Poetry Friday: “Spring” by Edna St. Vincent Millay
I’d been encouraged, during the past week or so, by seeing more and more crocus flowers during my trips through town. The brave green leaves have been up for almost two weeks now, but the petals are a lovely new addition to the landscape — purple, yellow, white. Daffodils, too, and jonquils — though I’ve never learned how to tell the difference, I’m grateful for both.
Though temperatures around here haven’t exactly approached springtime levels (looks April; feels February), I’d been confident someone was working on this. And what’s left of winter? Only its ashes: grains of rock salt, piles of grit, dusty shovels. Mittens have hidden themselves away. All in all, who wouldn’t have been ready to claim the warmth and march forward into a new season?
And then I encountered Spring:
To what purpose, April, do you return again?
Beauty is not enough.
You can no longer quiet me with the redness
Of little leaves opening stickily. …
Say what?
Red and wet and sticky? If you first consider the fledgling baby leaves just opening, how could you not also be reminded of a child’s bloody knee, scraped in a playground scuffle.
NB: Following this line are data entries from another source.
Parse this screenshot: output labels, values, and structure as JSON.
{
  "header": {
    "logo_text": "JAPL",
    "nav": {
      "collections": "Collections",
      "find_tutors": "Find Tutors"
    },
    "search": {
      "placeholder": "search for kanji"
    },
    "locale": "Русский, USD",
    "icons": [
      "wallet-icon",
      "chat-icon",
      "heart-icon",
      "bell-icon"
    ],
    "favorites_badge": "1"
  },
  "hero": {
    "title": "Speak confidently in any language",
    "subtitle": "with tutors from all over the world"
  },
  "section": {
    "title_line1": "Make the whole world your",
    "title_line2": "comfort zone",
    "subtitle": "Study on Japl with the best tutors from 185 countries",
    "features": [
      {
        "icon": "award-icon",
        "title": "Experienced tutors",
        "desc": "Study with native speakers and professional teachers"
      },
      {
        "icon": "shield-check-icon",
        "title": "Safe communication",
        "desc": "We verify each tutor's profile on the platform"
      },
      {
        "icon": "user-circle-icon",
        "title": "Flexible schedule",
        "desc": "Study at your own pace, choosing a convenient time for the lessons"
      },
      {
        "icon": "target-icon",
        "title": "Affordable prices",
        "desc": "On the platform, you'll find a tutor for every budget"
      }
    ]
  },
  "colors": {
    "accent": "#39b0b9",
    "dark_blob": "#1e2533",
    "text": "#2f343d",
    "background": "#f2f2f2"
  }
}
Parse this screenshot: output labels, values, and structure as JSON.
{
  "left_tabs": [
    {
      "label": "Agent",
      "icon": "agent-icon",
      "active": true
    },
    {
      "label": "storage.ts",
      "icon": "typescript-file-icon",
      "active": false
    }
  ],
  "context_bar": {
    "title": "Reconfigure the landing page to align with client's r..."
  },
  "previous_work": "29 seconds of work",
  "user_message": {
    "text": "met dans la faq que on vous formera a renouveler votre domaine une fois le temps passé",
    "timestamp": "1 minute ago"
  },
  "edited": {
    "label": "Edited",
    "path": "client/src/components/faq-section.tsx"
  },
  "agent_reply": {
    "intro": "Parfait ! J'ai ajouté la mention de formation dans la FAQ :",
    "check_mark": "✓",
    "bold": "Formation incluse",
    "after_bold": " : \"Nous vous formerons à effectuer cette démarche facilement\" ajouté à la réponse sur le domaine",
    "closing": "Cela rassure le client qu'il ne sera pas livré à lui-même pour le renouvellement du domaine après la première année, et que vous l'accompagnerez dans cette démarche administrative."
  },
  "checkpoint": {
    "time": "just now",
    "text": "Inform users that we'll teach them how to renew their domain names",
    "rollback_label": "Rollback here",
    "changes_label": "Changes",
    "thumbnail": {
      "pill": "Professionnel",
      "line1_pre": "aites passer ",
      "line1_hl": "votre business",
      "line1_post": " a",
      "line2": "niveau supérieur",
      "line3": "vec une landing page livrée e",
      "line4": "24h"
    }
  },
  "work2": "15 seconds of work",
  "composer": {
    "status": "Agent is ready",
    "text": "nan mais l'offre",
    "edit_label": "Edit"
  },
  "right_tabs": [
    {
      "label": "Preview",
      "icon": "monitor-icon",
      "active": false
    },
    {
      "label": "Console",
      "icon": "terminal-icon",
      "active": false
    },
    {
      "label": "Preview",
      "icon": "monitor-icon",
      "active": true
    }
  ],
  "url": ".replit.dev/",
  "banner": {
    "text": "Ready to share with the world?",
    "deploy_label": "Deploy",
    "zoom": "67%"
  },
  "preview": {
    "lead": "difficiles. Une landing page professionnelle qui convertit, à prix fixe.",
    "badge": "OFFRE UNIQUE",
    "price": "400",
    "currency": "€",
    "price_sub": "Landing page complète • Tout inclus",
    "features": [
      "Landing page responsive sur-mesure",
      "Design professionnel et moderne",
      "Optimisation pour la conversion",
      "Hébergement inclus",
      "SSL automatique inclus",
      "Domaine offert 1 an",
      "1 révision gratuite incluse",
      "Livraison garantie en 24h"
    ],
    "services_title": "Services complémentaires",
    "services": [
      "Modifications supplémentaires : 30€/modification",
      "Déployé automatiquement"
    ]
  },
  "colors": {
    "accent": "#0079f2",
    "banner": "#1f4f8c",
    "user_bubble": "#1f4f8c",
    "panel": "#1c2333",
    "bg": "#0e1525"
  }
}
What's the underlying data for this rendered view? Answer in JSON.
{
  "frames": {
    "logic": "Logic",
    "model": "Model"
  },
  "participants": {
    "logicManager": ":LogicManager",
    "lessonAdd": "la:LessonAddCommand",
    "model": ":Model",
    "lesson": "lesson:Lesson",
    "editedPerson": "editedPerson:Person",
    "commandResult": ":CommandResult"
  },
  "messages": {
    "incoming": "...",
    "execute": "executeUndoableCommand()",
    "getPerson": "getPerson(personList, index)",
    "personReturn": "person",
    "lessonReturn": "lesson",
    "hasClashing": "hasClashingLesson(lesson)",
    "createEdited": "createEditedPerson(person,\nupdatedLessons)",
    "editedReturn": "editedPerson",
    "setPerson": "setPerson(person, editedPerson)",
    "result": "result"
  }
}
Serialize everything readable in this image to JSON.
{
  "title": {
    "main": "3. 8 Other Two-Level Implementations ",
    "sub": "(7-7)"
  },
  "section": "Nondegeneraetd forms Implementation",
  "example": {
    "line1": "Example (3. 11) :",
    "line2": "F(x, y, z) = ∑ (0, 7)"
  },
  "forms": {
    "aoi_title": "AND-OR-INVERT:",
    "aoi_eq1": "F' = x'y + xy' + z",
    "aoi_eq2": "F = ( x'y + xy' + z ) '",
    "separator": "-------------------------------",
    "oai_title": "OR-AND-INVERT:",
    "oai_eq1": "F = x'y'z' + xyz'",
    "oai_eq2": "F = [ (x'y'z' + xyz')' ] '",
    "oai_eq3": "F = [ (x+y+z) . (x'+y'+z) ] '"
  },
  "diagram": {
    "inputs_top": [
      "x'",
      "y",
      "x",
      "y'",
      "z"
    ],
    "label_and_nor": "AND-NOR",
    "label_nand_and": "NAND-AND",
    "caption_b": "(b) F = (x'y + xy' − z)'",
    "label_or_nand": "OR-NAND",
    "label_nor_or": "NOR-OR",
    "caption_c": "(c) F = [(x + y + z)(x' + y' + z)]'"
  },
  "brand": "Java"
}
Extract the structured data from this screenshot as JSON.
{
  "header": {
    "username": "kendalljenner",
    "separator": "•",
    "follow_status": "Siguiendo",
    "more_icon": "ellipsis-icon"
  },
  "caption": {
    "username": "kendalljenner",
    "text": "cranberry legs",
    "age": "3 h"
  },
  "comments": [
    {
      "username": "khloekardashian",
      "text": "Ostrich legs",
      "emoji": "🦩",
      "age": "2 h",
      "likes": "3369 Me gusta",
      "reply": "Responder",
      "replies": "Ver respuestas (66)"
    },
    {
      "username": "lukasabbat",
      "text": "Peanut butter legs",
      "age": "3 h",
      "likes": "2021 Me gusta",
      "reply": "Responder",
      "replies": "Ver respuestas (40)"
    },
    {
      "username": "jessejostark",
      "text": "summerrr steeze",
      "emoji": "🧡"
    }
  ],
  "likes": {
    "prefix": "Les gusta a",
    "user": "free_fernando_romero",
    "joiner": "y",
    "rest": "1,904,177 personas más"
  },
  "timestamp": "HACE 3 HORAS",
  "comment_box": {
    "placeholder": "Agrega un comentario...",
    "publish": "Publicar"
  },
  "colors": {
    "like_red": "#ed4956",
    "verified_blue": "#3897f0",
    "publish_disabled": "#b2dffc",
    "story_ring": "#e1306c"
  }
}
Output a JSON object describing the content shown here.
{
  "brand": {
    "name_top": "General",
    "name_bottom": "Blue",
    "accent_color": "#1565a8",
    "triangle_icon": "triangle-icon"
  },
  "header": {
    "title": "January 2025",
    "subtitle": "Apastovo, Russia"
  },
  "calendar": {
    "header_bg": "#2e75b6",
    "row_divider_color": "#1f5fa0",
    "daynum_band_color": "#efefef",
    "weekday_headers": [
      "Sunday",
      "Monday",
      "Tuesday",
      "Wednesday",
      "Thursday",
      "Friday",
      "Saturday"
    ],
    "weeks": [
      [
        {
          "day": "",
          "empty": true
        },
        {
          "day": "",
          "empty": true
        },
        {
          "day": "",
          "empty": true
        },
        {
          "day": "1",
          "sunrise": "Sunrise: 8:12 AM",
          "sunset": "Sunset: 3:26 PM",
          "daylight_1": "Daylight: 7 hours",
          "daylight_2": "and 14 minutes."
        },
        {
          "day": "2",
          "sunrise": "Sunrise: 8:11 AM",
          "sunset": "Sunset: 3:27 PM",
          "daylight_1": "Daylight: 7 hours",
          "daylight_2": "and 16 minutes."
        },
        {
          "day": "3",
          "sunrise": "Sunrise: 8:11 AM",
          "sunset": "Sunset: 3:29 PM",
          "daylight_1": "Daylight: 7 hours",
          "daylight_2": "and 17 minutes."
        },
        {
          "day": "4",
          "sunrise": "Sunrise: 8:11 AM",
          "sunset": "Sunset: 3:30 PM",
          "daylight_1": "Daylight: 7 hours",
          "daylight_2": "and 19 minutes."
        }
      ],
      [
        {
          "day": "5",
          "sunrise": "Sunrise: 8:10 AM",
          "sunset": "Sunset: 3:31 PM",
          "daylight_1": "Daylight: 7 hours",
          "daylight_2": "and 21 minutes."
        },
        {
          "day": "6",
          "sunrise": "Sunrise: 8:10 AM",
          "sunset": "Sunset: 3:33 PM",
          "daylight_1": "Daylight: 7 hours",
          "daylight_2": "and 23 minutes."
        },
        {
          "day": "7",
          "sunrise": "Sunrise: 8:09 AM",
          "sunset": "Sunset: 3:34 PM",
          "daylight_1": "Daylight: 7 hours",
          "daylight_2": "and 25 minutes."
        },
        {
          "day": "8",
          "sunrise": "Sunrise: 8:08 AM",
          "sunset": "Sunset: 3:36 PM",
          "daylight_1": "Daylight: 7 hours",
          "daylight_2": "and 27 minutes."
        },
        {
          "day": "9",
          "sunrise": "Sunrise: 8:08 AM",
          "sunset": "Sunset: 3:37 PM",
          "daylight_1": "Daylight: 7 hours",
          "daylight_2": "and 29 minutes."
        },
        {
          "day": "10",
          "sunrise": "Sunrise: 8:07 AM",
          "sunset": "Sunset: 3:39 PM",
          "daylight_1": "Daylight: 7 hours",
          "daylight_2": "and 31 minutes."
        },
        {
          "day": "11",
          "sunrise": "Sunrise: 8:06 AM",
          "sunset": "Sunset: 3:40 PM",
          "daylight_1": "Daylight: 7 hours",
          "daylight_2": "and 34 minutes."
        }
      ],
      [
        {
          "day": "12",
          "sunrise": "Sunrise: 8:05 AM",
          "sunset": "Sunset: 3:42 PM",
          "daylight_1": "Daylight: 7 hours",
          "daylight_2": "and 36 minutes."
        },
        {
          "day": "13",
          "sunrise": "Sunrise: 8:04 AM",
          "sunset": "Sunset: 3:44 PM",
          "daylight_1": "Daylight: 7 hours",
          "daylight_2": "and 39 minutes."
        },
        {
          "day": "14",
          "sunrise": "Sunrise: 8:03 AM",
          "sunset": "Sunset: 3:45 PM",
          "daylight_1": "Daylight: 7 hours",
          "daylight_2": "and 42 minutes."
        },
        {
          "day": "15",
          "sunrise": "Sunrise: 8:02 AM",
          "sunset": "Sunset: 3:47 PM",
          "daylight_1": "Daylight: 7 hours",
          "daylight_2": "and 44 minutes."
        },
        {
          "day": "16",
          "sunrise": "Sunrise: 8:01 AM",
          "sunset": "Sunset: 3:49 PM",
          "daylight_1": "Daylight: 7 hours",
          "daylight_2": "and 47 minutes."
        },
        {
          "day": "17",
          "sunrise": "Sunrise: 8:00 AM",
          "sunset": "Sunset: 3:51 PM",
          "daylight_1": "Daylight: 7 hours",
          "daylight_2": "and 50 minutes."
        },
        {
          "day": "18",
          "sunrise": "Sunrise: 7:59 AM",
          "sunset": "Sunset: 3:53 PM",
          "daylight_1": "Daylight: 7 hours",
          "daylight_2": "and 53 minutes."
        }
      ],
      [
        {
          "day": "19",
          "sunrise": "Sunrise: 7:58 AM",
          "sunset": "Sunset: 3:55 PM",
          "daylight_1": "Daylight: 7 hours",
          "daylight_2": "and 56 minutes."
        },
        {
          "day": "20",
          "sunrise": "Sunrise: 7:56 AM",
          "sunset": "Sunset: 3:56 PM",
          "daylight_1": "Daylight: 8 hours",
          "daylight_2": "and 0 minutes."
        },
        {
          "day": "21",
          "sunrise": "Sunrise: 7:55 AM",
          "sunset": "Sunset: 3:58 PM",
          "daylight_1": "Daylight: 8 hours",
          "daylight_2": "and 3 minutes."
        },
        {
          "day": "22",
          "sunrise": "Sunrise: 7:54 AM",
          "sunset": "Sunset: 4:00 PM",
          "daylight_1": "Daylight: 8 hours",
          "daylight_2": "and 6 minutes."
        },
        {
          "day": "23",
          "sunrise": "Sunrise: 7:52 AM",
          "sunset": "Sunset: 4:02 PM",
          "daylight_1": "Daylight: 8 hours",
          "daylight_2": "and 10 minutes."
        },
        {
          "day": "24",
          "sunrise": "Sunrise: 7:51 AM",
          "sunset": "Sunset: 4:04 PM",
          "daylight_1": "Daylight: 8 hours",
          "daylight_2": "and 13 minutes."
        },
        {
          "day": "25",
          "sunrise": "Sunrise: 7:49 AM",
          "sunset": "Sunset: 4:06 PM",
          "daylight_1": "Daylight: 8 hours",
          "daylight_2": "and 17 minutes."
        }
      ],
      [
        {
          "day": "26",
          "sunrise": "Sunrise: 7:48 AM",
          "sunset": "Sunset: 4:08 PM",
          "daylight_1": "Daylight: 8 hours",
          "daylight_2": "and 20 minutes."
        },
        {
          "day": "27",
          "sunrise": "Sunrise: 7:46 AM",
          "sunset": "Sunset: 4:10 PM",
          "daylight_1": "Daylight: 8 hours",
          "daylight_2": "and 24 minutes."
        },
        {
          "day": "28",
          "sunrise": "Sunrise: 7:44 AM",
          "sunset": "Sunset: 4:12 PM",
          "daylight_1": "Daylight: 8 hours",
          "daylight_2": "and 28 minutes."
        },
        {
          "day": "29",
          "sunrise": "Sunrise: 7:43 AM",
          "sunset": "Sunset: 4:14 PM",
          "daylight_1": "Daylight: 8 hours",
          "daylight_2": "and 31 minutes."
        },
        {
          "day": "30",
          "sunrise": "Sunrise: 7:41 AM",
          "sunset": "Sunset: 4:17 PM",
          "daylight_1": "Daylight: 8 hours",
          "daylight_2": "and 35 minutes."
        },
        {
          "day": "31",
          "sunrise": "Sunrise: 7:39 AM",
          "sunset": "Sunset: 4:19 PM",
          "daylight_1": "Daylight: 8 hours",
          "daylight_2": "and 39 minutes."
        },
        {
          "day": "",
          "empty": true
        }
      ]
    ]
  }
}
But, how dark is your world? Would you be inclined to think of larger wounds in graver situations? The omnipresent grit of newspaper headlines — a traffic accident around the corner; a paramilitary skirmish around the world; a natural disaster bringing calamity. Something fallen down; something else rising up — always changing; always broken somehow. How much peril does there need to be?
Red and wet and sticky? These qualities don’t always signal dangerous endings, but new beginnings, too — more precisely, the fluid admixture of life and death that is human sexuality: flowing, coupling, giving birth. Is there any part that isn’t red and wet and sticky? Beginning or ending, coming or going, who can tell?
Red and wet and sticky? It’s the very fluid that courses through our bodies, giving us structure, filling out our content, setting us forth. Setting us up, really, for death. Obsess on this unsettling mote of color and texture and you’ve fallen into the abyss that is Edna St. Vincent Millay.
With a dash of mercy, however, she goes on to suggest a little something of warmth and confidence (perhaps all is not lost?) –
The sun is hot on my neck as I observe
The spikes of the crocus.
The smell of the earth is good.
It is apparent that there is no death.
– but, in the end, finds herself begging questions that shiver the spines of even the most leftist of revolutionaries:
Not only under ground are the brains of men
Eaten by maggots.
“Not only under ground” will be the motto and rallying cry of the Occupy Vincent movement. Ultimately, always, it is death in the midst of life — no easy transition between changing seasons. Capture this darker appreciation of springtime in one plain and discomforting image:
Life in itself
Is nothing,
An empty cup, a flight of uncarpeted stairs.
Uncarpeted stairs can be useful, but are basically bare, hard, noisy, cold, uncomfortable. Is she right to trouble our hard-earned springtime with sobering images of mortality, whether stickily red or unyielding oak? It is an emptiness all the more frightening for its simplicity.
So, if we concede that springtime (even springtime) is not enough, whence cometh hope? (To what purpose, April, do you return again?)
I found one answer earlier this week on the arm of a cashier at a nearby coffee shop. She has a tattoo on the underside of her left forearm that proclaims, in humble lowercase letters –
i’m enough.
____________________
Edna St. Vincent Millay (1892-1950), a Vassar graduate, was the author of several collections of poetry (e.g., The Selected Poetry of Edna St. Vincent Millay) and a handful of verse dramas. Themes of sexuality and social justice, among others, readily found a place in her works. She was awarded the Pulitzer Prize for Poetry in 1923 and, in 1943, the Frost Medal “for distinguished lifetime achievement in American Poetry.” I think it would have been awesome to sit in as the fourth in a bridge tournament with Vincent, Grace Paley, and Flannery O’Connor.